El caso ocurrido esta semana en San Juan volvió a poner en discusión un tema tan sensible como recurrente: el peligro del uso de armas de fuego dentro del hogar y las tragedias que pueden desatarse por una decisión tomada en segundos. Lo sucedido en Chimbas, donde un hombre aseguró que confundió a su propio hermano con un ladrón y le disparó a quemarropa, reavivó el recuerdo de un episodio todavía más dramático ocurrido en 2022 en Córdoba, cuando un padre mató a su hijo tras cometer exactamente el mismo error.
El violento episodio más reciente ocurrió el lunes por la noche en el interior de una vivienda del Barrio Los Andes, en Chimbas. Allí, un hombre identificado como Darío Villaverde tomó un arma de fuego y disparó directamente contra su hermano, a quien luego dijo haber confundido con un delincuente que había ingresado a la casa. El joven sobrevivió de milagro: el proyectil ingresó por la parte inferior del rostro y salió por la zona superior del maxilar, provocándole una grave herida con pérdida de piezas dentales. Debió ser trasladado de urgencia al Hospital Rawson, donde permanece fuera de peligro, aunque aún no pudo declarar ante la fiscal Claudia Ruíz.
Mientras tanto, el agresor quedó detenido y la investigación apunta a una imputación por lesiones graves agravadas por el uso de arma de fuego, a la que podría sumarse la tenencia ilegítima, ya que no tendría autorización para poseer el arma. En el lugar del hecho se secuestró una pistola calibre 9 milímetros marca FM Hi Power modelo M-95 Classic, además de un cargador, un cartucho y una vaina servida, elementos que serán clave para determinar cómo se produjo el disparo.
Lo ocurrido en Chimbas guarda una similitud impactante con el caso que conmocionó al país en marzo de 2022 en el barrio Villa 9 de Julio, en Córdoba.
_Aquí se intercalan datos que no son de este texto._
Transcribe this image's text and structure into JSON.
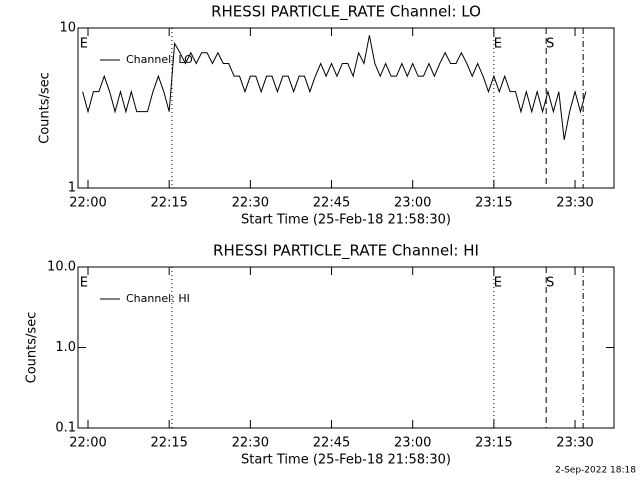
{
  "chart_data": [
    {
      "type": "line",
      "title": "RHESSI PARTICLE_RATE Channel: LO",
      "xlabel": "Start Time (25-Feb-18 21:58:30)",
      "ylabel": "Counts/sec",
      "log_y": true,
      "ylim": [
        1,
        10
      ],
      "yticks": [
        1,
        10
      ],
      "legend": "upper left",
      "xlim": [
        "21:58:09",
        "23:37:12"
      ],
      "xticks": [
        "22:00",
        "22:15",
        "22:30",
        "22:45",
        "23:00",
        "23:15",
        "23:30"
      ],
      "markers": [
        {
          "x": "21:58:30",
          "label": "E"
        },
        {
          "x": "22:15:30",
          "style": "dotted"
        },
        {
          "x": "23:15",
          "label": "E",
          "style": "dotted"
        },
        {
          "x": "23:24:40",
          "label": "S",
          "style": "dashed"
        },
        {
          "x": "23:31:30",
          "style": "dashdot"
        }
      ],
      "x": [
        "21:59",
        "22:00",
        "22:01",
        "22:02",
        "22:03",
        "22:04",
        "22:05",
        "22:06",
        "22:07",
        "22:08",
        "22:09",
        "22:10",
        "22:11",
        "22:12",
        "22:13",
        "22:14",
        "22:15",
        "22:16",
        "22:17",
        "22:18",
        "22:19",
        "22:20",
        "22:21",
        "22:22",
        "22:23",
        "22:24",
        "22:25",
        "22:26",
        "22:27",
        "22:28",
        "22:29",
        "22:30",
        "22:31",
        "22:32",
        "22:33",
        "22:34",
        "22:35",
        "22:36",
        "22:37",
        "22:38",
        "22:39",
        "22:40",
        "22:41",
        "22:42",
        "22:43",
        "22:44",
        "22:45",
        "22:46",
        "22:47",
        "22:48",
        "22:49",
        "22:50",
        "22:51",
        "22:52",
        "22:53",
        "22:54",
        "22:55",
        "22:56",
        "22:57",
        "22:58",
        "22:59",
        "23:00",
        "23:01",
        "23:02",
        "23:03",
        "23:04",
        "23:05",
        "23:06",
        "23:07",
        "23:08",
        "23:09",
        "23:10",
        "23:11",
        "23:12",
        "23:13",
        "23:14",
        "23:15",
        "23:16",
        "23:17",
        "23:18",
        "23:19",
        "23:20",
        "23:21",
        "23:22",
        "23:23",
        "23:24",
        "23:25",
        "23:26",
        "23:27",
        "23:28",
        "23:29",
        "23:30",
        "23:31",
        "23:32"
      ],
      "series": [
        {
          "name": "Channel: LO",
          "color": "#000000",
          "values": [
            4,
            3,
            4,
            4,
            5,
            4,
            3,
            4,
            3,
            4,
            3,
            3,
            3,
            4,
            5,
            4,
            3,
            8,
            7,
            6,
            7,
            6,
            7,
            7,
            6,
            7,
            6,
            6,
            5,
            5,
            4,
            5,
            5,
            4,
            5,
            5,
            4,
            5,
            5,
            4,
            5,
            5,
            4,
            5,
            6,
            5,
            6,
            5,
            6,
            6,
            5,
            7,
            6,
            9,
            6,
            5,
            6,
            5,
            5,
            6,
            5,
            6,
            5,
            5,
            6,
            5,
            6,
            7,
            6,
            6,
            7,
            6,
            5,
            6,
            5,
            4,
            5,
            4,
            5,
            4,
            4,
            3,
            4,
            3,
            4,
            3,
            4,
            3,
            4,
            2,
            3,
            4,
            3,
            4
          ]
        }
      ]
    },
    {
      "type": "line",
      "title": "RHESSI PARTICLE_RATE Channel: HI",
      "xlabel": "Start Time (25-Feb-18 21:58:30)",
      "ylabel": "Counts/sec",
      "log_y": true,
      "ylim": [
        0.1,
        10
      ],
      "yticks": [
        0.1,
        {
          "value": 1,
          "label": "1.0"
        },
        {
          "value": 10,
          "label": "10.0"
        }
      ],
      "legend": "upper left",
      "xlim": [
        "21:58:09",
        "23:37:12"
      ],
      "xticks": [
        "22:00",
        "22:15",
        "22:30",
        "22:45",
        "23:00",
        "23:15",
        "23:30"
      ],
      "markers": [
        {
          "x": "21:58:30",
          "label": "E"
        },
        {
          "x": "22:15:30",
          "style": "dotted"
        },
        {
          "x": "23:15",
          "label": "E",
          "style": "dotted"
        },
        {
          "x": "23:24:40",
          "label": "S",
          "style": "dashed"
        },
        {
          "x": "23:31:30",
          "style": "dashdot"
        }
      ],
      "x": [],
      "series": [
        {
          "name": "Channel: HI",
          "color": "#000000",
          "values": []
        }
      ]
    }
  ],
  "timestamp": "2-Sep-2022 18:18"
}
Aquella madrugada, un hombre de 51 años escuchó ruidos en el techo de su casa, creyó que se trataba de ladrones y salió armado con una carabina. Al ver una silueta, disparó sin advertir que se trataba de su propio hijo, un joven de 19 años que estaba en el techo junto a amigos. El chico ingresó al Hospital de Urgencias con un impacto de bala en la cabeza y horas después falleció, en un desenlace que transformó un supuesto acto de defensa en una tragedia irreparable.
Ambos hechos tienen puntos en común que resultan alarmantes. En los dos casos, el disparo ocurrió dentro del ámbito familiar, durante la noche y en medio de una confusión generada por el miedo a la inseguridad. También en ambos episodios la reacción fue inmediata: ante un ruido sospechoso, el agresor tomó un arma y disparó sin comprobar quién estaba del otro lado. La única diferencia fue el desenlace. En Córdoba, el disparo terminó con la vida del hijo. En San Juan, en cambio, el joven sobrevivió por milímetros.
El caso de Chimbas, lejos de ser un hecho aislado, vuelve a mostrar el riesgo que implica tener armas de fuego en el hogar y utilizarlas ante una situación confusa. Lo que comienza como una reacción impulsiva puede convertirse en una tragedia familiar en cuestión de segundos. Esta vez no hubo una muerte, pero el episodio quedó a un paso de repetir una historia que en Argentina ya dejó consecuencias irreversibles.